Pretty little rabbit, right? Reminds me of reading some code at work, work is just less intentional with obfuscation. And really do not have the time or energy to read that. I could test it as black box, learning that given a parameter of a number, it gives me a number:

As if I didn’t know what the rabbit implements or recognize the pattern in the output, I was thinking of just asking ChatGPT about it. However, I did not get that far.

Instead, I wrote def function(): on my IDE while GitHub copilot is on, thinking I would have wrapped the program into a function. It reformatted it to something a bit more readable.

Prompting some more in the context of code.

Comment line “#This function” proposes “is obfuscated”. Duh.

Comment line “#This function imp” proposes "lements the Fibonacci sequence using Binet’s formula.

At this point, I ask chatGPT how to test a function that implements the Fibonacci sequence using Binet’s formula. I get long text saying try values I already tried, but in code, and a hint to consider edge cases and performance.

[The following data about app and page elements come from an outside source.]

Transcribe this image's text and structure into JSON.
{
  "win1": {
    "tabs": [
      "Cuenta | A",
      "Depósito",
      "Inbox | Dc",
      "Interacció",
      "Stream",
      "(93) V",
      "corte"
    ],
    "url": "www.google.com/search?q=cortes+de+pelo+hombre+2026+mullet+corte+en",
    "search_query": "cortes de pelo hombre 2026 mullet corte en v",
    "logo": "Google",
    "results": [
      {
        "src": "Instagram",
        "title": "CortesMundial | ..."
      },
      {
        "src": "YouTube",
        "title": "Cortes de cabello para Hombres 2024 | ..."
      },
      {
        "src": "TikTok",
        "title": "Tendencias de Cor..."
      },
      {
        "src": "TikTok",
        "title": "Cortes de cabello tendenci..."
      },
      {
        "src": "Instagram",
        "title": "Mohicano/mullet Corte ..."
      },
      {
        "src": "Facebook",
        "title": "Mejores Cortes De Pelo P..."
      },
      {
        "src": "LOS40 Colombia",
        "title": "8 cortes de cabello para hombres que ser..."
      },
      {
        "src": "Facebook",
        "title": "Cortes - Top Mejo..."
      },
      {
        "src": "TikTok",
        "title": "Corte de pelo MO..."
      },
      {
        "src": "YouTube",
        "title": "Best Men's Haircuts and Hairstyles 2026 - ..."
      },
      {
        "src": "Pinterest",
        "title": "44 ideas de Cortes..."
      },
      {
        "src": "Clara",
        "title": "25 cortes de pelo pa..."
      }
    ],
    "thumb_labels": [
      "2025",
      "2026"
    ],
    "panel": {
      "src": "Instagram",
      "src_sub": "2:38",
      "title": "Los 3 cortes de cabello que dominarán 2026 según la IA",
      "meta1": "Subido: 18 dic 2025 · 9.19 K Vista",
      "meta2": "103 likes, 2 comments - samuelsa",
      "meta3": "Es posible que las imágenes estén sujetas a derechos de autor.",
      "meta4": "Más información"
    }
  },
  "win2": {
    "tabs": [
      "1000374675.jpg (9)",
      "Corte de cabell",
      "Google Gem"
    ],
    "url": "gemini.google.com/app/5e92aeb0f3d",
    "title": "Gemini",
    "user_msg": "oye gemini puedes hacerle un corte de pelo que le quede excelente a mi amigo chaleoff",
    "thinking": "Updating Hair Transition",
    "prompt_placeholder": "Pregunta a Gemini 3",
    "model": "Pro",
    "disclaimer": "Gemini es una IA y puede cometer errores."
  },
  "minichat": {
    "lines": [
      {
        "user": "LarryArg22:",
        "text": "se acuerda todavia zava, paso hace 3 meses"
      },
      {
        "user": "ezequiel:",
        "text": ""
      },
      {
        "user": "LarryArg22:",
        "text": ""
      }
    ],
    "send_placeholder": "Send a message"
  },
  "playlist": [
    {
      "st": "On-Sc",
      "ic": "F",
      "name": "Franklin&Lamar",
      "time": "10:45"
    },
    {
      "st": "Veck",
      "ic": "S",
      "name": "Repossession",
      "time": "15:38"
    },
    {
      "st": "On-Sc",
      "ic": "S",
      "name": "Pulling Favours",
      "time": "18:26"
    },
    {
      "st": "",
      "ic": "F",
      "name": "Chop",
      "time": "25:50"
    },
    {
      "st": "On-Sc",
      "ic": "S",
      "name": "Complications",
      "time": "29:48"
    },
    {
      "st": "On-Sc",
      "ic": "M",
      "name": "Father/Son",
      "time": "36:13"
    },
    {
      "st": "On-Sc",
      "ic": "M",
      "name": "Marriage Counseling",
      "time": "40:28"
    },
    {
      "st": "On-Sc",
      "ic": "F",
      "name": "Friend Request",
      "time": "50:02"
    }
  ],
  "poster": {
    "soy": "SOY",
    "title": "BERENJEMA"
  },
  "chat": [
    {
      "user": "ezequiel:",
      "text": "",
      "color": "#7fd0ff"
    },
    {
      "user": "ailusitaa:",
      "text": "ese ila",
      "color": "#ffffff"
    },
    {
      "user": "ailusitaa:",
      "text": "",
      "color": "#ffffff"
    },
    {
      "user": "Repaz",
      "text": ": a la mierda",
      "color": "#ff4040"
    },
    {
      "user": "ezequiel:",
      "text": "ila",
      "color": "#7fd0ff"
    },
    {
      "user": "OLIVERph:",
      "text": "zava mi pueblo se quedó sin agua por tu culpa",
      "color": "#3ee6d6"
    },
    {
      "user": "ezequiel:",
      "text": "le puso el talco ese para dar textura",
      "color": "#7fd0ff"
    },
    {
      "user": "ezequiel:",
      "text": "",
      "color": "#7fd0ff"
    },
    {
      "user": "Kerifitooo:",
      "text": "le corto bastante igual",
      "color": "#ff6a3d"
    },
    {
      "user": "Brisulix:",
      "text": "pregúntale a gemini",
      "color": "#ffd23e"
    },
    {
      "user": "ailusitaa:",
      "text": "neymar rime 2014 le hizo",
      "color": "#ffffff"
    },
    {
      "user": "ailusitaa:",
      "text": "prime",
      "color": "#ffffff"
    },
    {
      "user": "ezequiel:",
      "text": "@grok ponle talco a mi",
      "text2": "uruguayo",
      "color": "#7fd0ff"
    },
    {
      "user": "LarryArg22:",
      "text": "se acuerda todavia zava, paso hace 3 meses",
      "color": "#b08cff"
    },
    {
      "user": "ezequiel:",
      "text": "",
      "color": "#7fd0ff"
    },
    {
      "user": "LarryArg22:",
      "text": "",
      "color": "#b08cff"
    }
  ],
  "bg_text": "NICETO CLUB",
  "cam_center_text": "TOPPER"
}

I try a few formats to ask for a value that would make a good performance benchmark, and lose patience.

I google for performance benchmark to learn that this Binet’s formula is much faster than the recursive algorithm, and find performance benchmarks comparing the two.

I think of finalizing my work today with inserting the bunny code into chatGPT and asking “what algorithm does this use” to get second language model generate likely answer as the Binet’s formula. Given the risk and importance of this testing at this time, I conclude it’s time to close my case.

There are so many uses to figure out what it is I am testing (while being aware of what I can share with tool vendors when giving access to code) and this serves as a simulation of idea that you could ask about the pull request. This was the case I wanted to add to the world today.

I should write a real case study. After all, that was one of the accommodations we agreed with multiple levels above me in management when my team at work started GitHub Copilot tryouts some 6 months ago. I should publish this in action, with a real time. As soon as something generates me some time.